Yazılarımda İslam’ın teorik ilkelerinden bahsettiğimde bazı dostlar, “Siz öyle diyorsunuz ama eski uygulamalara dair bilgiler yazdıklarınızın tersini söylüyor” tarzında itirazlar yazıyorlar. Onların niyetlerinin iyi olduğu konusunda hiç şüphem yok. Yazdıklarının tümden yanlış olduğunu da iddia etmiyorum. Doğrusu, her kültürde olduğu gibi bizim kültürümüzde de yanlış bilgiler üretilmiş, yanlış uygulamalar da olmuştur. Onları da bilelim ama ders çıkarmak için... Tarihi bilmek başka, tarihi kutsayıp taklit etmek başka. Şimdiki din âlimlerimizin çoğu tarihi kutsuyor ve taklit ediyorlar.

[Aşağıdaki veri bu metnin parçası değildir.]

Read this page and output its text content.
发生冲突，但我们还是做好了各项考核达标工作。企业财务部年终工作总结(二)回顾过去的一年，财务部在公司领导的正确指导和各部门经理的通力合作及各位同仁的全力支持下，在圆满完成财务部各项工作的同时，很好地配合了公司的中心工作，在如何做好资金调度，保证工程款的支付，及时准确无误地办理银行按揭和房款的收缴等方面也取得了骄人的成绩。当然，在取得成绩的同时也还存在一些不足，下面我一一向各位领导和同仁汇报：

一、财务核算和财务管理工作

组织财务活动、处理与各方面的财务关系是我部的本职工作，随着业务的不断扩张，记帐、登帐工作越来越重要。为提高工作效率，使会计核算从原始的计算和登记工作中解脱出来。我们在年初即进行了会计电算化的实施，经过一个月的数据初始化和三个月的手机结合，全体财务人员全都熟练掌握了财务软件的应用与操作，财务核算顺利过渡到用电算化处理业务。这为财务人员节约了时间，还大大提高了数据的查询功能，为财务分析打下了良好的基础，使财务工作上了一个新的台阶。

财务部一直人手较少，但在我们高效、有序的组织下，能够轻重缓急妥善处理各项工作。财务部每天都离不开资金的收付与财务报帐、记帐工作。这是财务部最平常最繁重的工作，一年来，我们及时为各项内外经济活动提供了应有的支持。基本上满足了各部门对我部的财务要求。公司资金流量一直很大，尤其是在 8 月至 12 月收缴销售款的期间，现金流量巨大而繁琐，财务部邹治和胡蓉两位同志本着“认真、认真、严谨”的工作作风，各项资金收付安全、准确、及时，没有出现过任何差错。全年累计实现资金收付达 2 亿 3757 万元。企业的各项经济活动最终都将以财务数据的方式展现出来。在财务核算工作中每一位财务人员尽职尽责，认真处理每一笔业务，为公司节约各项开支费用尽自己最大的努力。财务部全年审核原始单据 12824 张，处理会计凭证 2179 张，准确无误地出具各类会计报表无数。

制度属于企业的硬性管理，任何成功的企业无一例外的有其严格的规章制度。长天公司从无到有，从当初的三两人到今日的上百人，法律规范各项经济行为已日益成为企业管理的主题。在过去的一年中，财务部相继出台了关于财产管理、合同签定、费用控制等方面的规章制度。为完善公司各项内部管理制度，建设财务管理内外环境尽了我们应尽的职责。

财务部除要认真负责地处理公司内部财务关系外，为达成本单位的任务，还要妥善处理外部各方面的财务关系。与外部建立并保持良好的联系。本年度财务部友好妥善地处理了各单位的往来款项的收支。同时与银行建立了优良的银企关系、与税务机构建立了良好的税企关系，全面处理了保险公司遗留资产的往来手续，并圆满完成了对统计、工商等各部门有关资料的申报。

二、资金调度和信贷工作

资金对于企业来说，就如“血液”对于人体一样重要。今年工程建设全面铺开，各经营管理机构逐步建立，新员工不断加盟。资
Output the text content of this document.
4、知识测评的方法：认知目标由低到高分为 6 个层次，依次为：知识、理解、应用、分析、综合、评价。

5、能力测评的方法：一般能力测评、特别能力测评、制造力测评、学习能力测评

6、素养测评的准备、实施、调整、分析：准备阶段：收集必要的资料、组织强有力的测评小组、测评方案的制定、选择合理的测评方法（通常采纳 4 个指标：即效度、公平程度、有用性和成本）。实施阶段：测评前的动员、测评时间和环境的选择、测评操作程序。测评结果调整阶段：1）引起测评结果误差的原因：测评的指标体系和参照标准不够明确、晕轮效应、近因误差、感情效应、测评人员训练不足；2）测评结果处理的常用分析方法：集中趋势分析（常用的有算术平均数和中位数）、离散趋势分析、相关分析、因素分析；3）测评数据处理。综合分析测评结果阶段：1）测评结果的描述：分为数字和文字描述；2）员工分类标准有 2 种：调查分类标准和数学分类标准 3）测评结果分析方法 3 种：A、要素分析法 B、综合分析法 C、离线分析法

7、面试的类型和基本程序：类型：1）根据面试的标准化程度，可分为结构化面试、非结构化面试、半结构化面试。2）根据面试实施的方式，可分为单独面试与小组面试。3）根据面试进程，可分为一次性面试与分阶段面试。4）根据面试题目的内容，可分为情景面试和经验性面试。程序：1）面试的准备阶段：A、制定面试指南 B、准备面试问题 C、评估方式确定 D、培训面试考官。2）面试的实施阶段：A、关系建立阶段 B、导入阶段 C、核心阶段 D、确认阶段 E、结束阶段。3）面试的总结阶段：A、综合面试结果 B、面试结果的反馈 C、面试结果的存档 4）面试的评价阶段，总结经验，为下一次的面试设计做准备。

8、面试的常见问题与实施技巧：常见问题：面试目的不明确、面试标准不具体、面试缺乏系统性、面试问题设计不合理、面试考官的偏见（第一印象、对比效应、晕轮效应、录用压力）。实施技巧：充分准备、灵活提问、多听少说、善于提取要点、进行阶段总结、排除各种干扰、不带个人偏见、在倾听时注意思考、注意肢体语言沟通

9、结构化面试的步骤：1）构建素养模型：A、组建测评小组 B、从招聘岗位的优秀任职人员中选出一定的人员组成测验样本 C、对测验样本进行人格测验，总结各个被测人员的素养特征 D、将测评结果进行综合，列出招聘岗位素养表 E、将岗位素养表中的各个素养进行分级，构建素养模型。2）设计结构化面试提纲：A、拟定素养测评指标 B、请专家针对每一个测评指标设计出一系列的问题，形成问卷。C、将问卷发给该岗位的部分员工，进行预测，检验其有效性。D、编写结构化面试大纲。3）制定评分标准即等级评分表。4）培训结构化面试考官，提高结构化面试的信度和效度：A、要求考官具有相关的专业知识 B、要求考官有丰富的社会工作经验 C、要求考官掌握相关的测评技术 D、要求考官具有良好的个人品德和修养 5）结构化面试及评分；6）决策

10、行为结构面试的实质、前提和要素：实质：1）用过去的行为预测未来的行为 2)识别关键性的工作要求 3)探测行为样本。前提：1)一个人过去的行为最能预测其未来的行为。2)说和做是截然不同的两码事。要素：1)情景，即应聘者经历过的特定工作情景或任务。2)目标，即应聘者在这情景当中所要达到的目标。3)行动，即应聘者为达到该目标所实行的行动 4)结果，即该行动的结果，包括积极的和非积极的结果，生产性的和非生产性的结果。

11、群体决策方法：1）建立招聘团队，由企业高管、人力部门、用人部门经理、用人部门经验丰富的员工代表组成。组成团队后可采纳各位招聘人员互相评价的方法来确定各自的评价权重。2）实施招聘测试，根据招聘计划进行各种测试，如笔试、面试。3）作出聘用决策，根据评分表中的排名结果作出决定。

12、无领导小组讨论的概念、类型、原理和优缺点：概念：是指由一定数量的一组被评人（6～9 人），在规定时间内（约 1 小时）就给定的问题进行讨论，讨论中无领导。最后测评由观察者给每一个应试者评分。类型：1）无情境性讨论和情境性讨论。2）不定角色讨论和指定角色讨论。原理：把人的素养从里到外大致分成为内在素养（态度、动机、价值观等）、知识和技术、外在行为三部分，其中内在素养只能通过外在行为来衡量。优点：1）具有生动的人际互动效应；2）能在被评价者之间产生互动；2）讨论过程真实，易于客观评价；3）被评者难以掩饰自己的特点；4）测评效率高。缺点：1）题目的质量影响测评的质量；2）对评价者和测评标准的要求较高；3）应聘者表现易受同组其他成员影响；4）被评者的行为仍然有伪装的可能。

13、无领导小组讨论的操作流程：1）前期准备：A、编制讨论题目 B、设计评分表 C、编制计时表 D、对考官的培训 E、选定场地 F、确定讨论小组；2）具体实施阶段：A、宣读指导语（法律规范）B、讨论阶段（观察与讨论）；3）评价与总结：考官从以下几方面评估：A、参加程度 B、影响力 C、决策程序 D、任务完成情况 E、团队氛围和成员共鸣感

Bu konularda şu birkaç ilkenin önemli olduğunu düşünüyorum:
***
Önceki yazılarımdan birine şöyle bir eleştirel yorum yapılmıştı:
“Sayın yazar olması gerekenleri yazmış. Ancak geçmişte uygulamanın böyle olmadığını söylemek lazım. Bir köle hukuku, cariye hukuku belirleyip adalet budur diyebilir miyiz? Bu durumda eşitlikten söz etmek mümkün olur mu?”
Yukarıdaki ilkeler çerçevesinde bakarsak değerli “Karar okuru”nun bu yorumunun hem haklı hem de sorunlu olduğunu görürüz. Haklılığı ortada. Sorunlu oluşuna...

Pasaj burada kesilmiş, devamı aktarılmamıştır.